Por um lado, se o ataque tivesse partido do Irã, teria sido muito mais massivo
e teria sido parte de ataque muito maior, em grande escala, ataque contra não
só as instalações do petróleo, mas também contra instalações e forças do
Comando Central dos EUA, CENTCOM. Não é absolutamente possível que o Irã
tivesse iniciado grandes hostilidades (e esses ataques foram, sim, descritos
pelos sauditas, como “grandes”), apenas para esperar por retaliação massiva
partida de EUA/Arábia Saudita/Israel. Os iranianos com absoluta certeza não
repetirão o erro crucial que Saddam Hussein cometeu, de dar a EUA/CENTCOM/OTAN/Israel/Arábia
Saudita o tempo necessário para preparar ataque massivo contra o Irã. Estou
monitorando vários “indicadores e alertas” que parecem sugerir que os EUA podem
estar preparando alguma coisa. Mas até aqui só observei um evento
potencialmente preocupante: o Comando de Transporte Marítimo da Marinha dos
Estados Unidos (ing. Military Sealift Command, MSC) ordenou
prontidão imediata de 23 a 25 dos 46 navios da Ready Reserve
Force (atualmente, a prontidão da RRF é 5 dias). É
número sem precedentes desde 2003. Pode significar apenas que alguém esteja
tomando precauções, ou que alguém esteja ficando aflito. De modo geral acontece
em setembro, embora não em números tão altos (mais parecido com o que se vê aqui). Mas por favor tenham em mente
que esses indicadores não podem ser considerados isoladamente, sem que se
considerem outros fatos. Se aparecerem novidades, farei o possível para
noticiá-las pelo blog.
O fato de as defesas antiaéreas de EUA/sauditas terem fracassado tão
miseravelmente não implica que os EUA não tenham pista alguma de ‘quem fez’. Há
vários outros sensores e sistemas (inclusive no espaço) que detectariam um
lançamento de míssil (especialmente um míssil balístico!) e há modos de radar
que permitem detecção de longo alcance, embora não sejam necessariamente
capazes de rastrear-enquanto-escaneiam, ou de engajamento de longa distância. Além
do mais, é possível monitorar sinais de dados e telemetria geral. Dado que os
EUA têm gigantescas bases de dados com sinais “assinatura” de todos os tipos
de hardware inimigo, os norte-americanos provavelmente podem
avaliar acuradamente o tipo de sistemas usados. Assim sendo, como no caso do
MH-17, o Pentágono sabe exatamente ‘quem fez’. O mesmo vale para os russos, que
têm montanhas de dados SIGINT/FISINT [Sinais de Inteligência
(ing. Signals Inteligence] e de Sinais de Instrumentação
Estrangeira [ing. Foreign Instrumentation Signals] no Oriente Médio
(e no espaço).
Mas nos últimos dias do Império, os fatos já não interessam realmente. O que
interessa é qualquer coisa que pareça politicamente oportuno, ao pessoal da
Casa Branca e de Israel.
Minha maior esperança é que Trump descubra a verdade sobre os ataques e que
ainda lhe restem miolos suficientes para compreender que, se atacar o Irã,
perderá a eleição e, provavelmente também sofrerá impeachment.

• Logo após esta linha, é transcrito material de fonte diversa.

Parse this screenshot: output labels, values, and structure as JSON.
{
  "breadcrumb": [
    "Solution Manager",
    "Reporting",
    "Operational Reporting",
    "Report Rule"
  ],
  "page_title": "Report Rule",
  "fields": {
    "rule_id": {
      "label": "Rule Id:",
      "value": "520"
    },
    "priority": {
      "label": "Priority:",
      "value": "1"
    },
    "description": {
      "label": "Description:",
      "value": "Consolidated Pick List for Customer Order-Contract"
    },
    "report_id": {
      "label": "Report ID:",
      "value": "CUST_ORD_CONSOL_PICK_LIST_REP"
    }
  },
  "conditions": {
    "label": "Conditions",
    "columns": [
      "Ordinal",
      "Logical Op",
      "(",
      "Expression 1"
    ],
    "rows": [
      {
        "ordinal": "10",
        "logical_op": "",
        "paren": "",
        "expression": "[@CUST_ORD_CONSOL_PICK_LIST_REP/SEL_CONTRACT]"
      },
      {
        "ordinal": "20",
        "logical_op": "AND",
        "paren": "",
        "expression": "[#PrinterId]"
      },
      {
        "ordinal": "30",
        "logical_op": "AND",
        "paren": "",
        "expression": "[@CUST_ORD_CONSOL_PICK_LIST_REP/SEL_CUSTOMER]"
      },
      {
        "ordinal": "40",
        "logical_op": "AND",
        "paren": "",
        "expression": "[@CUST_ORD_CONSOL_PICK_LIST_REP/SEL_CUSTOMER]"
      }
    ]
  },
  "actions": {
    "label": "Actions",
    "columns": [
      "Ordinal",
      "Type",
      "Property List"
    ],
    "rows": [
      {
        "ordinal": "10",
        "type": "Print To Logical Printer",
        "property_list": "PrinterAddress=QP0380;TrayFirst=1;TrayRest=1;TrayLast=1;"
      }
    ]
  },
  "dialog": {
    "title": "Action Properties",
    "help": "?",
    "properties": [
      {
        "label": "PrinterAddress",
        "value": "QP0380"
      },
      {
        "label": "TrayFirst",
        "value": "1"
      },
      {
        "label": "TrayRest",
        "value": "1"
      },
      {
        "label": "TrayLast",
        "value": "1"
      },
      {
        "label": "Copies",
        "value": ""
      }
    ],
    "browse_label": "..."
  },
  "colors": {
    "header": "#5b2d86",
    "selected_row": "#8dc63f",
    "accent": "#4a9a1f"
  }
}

Esperemos que seus instintos narcísicos salvem esse planeta que tanto sofre, há
tanto tempo!
[assina] The Saker
[1] Sobre
detalhes das características e funcionalidades das instalações atingidas, ver Moon of Alabama (traduzido no Blog bbacurau) [NTs].
[2] “Ing. [To be someones]
bitch. Alguém que faz tudo para outro, mesmo que o outro nem
goste de você. Mesmo que deteste. Se você é limpa-penico de alguém, você é o
escravo; o outro precisa de você só para a limpeza; o limpa-penico não
significa grande coisa para algum terceiro importante (do Urban Dictionary) [NTs].